The road movie isn’t an established film genre in India. But then New Delhi-born, Mumbai-based, forty-something filmmaker Dev Benegal has never felt the need to travel down the familiar Mumbai showbiz path.
His third feature film, Road, Movie, based on a screenplay that made it to L’Atelier du Festival in Cannes this year, promises to mark yet another exciting detour in Benegal’s career.
Road, Movie will be shot on locations in Gujarat and Rajasthan later this year and is likely to be wrapped up in six weeks. The film will be Benegal’s first in the Hindi language.
Benegal’s previous two features, the critically acclaimed English, August and Split Wide Open, were as far apart in tone and texture from each other as two films can ever be. While the first was an adaptation of Upamanyu Chatterjee’s humour-laced novel about a young IAS officer’s brush with small-town India, the latter homed in on the water mafia in Mumbai.
His new film will see him veering off in a new direction – it journeys into the little known world of touring cinemas.
Road, Movie follows the road trip of a restless young man, Vishnu, whose father’s hair oil business has hit the skids. The son rustles up a revival plan and undertakes a journey on a battered, old lorry across a harsh landscape.
But it is not just a rundown vehicle that he has at his disposal: it carries a touring cinema. On this remarkable voyage of discovery, Vishnu encounters an array of characters who teach him a thing or two about life and love – a young runaway, a wandering entertaining with a bear, a beautiful gypsy woman, corrupt cops and a notorious water lord.
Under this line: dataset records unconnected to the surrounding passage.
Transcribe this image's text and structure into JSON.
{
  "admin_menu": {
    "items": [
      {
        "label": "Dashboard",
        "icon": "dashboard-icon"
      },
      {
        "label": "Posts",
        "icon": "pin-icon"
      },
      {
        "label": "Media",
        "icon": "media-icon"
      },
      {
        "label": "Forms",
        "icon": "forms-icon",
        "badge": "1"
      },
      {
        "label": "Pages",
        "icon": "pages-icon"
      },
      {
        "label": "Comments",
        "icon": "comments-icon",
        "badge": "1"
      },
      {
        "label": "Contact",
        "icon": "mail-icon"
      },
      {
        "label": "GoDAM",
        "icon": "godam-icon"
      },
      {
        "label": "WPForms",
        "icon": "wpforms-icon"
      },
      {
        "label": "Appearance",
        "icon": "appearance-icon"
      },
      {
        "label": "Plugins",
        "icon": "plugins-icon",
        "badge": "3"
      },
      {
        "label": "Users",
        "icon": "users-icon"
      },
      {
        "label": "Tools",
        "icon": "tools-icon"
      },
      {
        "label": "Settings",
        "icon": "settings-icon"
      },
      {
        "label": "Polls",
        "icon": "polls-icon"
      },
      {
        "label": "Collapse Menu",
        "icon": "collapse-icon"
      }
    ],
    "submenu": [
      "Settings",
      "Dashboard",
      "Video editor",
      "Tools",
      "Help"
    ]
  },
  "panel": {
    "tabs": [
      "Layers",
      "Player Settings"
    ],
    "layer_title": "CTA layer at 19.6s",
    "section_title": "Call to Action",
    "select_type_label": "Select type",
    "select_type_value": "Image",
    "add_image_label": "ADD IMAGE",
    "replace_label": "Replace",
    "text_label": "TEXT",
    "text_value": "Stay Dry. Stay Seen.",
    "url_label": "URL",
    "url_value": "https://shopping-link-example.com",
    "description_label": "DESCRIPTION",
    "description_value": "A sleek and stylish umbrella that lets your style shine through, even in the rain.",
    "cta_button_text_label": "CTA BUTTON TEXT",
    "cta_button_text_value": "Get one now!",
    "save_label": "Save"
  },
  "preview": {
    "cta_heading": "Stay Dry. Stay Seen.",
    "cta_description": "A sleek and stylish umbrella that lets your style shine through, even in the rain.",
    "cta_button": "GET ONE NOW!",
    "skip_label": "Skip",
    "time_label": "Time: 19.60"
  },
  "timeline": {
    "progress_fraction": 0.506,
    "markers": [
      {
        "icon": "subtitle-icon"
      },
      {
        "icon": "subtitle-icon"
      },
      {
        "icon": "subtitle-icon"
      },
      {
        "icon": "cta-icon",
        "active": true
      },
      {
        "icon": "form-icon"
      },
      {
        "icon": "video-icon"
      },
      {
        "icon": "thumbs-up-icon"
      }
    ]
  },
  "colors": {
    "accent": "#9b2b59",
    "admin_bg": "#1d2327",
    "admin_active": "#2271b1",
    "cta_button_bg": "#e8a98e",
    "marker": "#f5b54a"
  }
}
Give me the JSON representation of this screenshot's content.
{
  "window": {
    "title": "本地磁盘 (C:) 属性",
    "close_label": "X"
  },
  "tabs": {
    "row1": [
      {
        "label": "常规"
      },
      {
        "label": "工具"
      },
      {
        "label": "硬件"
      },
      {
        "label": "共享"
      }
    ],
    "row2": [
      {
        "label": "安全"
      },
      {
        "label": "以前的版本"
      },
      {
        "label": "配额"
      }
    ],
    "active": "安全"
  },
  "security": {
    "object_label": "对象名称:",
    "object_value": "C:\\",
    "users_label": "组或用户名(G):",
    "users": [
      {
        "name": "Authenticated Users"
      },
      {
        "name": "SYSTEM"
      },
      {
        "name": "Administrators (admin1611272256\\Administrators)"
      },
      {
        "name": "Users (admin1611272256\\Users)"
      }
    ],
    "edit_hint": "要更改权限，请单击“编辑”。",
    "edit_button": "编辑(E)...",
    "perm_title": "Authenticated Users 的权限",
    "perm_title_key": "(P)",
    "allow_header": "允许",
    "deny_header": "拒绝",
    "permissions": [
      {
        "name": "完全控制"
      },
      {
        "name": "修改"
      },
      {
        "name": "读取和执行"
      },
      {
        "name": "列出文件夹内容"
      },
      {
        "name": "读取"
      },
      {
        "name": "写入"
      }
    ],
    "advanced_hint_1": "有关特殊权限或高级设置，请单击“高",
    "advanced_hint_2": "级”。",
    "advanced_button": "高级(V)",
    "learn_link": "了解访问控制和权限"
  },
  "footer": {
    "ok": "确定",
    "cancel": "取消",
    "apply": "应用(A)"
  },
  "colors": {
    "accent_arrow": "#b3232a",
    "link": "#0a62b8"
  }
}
Benegal wrote the screenplay of Road, Movie as a bit of a personal creative adventure between projects and dashed it off to Cannes. It hit home and made the Atelier cut along with 17 other projects. It is now close to fruition.
In a note published in the Atelier 2006 catalogue, Benegal elucidates exactly why he is fascinating by the touring cinema. “I stood before a sea of 400,000 people, all thronging to watch movies, to sit on the hard but smooth stones of the riverbed for three hours as an epic unfolded up on the gigantic screen…
“In the morning, the riverbed had an eerie calm. It was bare, with no sign of people. And then they started coming, almost magically out of nowhere… At dawn it would be all over.”
Benegal further writes: “For me it has been a personal journey. Travelling with a touring cinema has taken me to a world where past, present and future freely coexist. A carnivalesque journey where man, nature, animals and film all came together for one fleeting moment underneath the starlit sky… Road, Movie grew from this journey.”
It clearly has the makings of one hell of a ride no matter which end of the Bollywood spectrum is your kind of filmed entertainment.